A: Edit the file "log4j.properties":
-
Replace "DEBUG" with "INFO" for the property "log4j.rootLogger" and "log4j.logger.se.sitic".
-
Remove "CONSOLE" for the property "log4j.appender.se.sitic" to turn off logging to stdout.
In production the following config changes are recommended:
log4j.rootLogger=INFO, FILE
log4j.appender.se.sitic=FILE
log4j.logger.se.sitic=INFO
Q: Running a file with several thousands lines takes too long time. How can I get better performance?

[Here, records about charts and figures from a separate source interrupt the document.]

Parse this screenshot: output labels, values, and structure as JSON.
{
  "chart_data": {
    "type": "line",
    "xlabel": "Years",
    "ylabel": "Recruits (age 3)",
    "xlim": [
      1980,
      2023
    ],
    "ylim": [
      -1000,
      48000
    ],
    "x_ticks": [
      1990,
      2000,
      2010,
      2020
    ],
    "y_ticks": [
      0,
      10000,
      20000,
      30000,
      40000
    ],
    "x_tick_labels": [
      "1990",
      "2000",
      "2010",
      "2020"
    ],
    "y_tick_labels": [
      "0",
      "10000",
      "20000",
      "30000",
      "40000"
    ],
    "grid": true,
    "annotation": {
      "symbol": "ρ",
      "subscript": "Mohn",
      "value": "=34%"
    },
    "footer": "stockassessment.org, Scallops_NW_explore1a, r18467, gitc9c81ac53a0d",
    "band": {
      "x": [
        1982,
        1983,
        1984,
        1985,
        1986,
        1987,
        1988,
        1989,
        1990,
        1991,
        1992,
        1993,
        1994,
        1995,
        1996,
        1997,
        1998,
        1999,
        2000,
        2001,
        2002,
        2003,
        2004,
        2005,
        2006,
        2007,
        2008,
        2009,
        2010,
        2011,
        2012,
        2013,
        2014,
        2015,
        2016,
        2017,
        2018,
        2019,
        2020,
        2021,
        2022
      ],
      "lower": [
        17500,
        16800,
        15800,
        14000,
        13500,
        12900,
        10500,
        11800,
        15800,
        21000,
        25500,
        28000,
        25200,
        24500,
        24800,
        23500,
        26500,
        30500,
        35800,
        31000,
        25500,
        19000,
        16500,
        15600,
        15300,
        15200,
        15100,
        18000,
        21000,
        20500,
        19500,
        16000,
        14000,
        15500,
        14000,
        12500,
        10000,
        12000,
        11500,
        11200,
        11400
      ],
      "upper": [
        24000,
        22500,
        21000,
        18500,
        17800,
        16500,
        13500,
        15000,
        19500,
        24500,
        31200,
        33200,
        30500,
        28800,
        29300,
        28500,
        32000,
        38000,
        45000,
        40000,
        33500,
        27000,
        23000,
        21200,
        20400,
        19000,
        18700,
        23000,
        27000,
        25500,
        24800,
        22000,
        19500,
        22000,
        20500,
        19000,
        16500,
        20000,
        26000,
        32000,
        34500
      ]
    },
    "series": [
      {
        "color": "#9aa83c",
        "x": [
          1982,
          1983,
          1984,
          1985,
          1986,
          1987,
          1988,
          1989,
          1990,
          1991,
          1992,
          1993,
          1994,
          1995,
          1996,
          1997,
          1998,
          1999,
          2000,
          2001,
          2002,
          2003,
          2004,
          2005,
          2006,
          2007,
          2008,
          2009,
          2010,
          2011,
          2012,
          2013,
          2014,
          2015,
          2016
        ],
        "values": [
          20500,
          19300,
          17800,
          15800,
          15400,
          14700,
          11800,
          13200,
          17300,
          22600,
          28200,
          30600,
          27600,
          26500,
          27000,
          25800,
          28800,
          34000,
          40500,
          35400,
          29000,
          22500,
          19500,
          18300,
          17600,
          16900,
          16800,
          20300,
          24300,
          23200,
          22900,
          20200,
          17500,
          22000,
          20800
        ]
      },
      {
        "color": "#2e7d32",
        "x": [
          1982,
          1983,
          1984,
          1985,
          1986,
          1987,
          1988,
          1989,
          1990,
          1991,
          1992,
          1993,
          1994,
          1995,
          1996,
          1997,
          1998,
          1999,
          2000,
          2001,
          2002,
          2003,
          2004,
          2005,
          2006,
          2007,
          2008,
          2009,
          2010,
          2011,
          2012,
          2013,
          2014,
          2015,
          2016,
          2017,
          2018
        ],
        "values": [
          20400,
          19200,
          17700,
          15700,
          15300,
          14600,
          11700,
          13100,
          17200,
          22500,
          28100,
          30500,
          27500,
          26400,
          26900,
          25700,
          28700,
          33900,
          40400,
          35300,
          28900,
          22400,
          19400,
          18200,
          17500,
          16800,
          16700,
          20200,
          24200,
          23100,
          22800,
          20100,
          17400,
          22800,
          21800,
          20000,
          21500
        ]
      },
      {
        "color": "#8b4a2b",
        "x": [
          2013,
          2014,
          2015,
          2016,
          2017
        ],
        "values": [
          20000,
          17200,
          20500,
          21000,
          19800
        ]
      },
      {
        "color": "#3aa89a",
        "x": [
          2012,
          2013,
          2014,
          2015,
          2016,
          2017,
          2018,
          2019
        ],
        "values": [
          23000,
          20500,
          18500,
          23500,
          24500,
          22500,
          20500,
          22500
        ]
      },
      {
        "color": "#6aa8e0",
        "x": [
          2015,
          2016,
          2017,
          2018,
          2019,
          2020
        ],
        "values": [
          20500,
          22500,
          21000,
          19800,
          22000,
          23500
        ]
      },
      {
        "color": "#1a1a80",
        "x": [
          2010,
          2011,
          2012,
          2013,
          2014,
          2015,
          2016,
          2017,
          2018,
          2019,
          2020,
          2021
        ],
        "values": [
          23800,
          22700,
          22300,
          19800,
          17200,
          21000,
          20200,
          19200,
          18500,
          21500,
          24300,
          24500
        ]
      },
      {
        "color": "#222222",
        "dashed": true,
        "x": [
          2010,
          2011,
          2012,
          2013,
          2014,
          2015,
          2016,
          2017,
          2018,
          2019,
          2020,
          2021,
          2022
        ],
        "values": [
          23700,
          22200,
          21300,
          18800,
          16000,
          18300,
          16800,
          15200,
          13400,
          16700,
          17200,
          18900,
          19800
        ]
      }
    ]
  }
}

A: DNS queries are the only lookups that are done "over the wire" and not local. Thus, fewer DNS queries can result in significant better performance, which can be achieved in the following ways:
-
Use MultithreadedDnsProcessor: This will increase performance by a hundred times. DNS requests are done in multiple threads. Examples of configuration that uses MultithreadedDnsProcessor: ip-flowing.properties and megatron-whois-hostname.properties.
-
Fine tune properties: The following properties affects DNS performance:
- dnsJava.useDnsJava
- dnsJava.useSimpleResolver
- dnsJava.dnsServers
- dnsJava.timeOut
- fileProcessor.multithreadedDnsProcessor.noOfThreads
-
Filter before decoration: If possibly, do the filtering before the decoration step in which information will be added to the record (e.g. add a DNS name to an IP address). For example, in the configuration stopforumspam all non-Swedish IP-addresses are filtered out before decoration. This is done by using the property "filter.preDecorator.classNames.*". One drawback with this method is that IP addresses that is hosted in a country other than Sweden but have a ".se" DNS name will be missed. Use the property "filter.preStorage.classNames.*" to filter after decoration (see e.g. surfcert-ids).
-
Turn off DNS queries: Modifiy the property "decorator.classNames" so it does not include "HostnameDecorator" (reverse DNS lookup) or "IpAddressDecorator" (forward DNS lookup). Example: the job type ip-flowing-fast skips DNS queries while ip-flowing do DNS queries.
-
Diff input files: If an input source is run regularly, e.g. once a day, the file can be diffed and only the new lines are processed. Use the "DiffProcessor", for example:
fileProcessor.classNames.0=se.sitic.megatron.fileprocessor.DiffProcessor
Q: Many references to Sitic exists. What is Sitic?
A: Sitic was renamed to CERT-SE in 2011. We are too lazy to change all Sitic-references.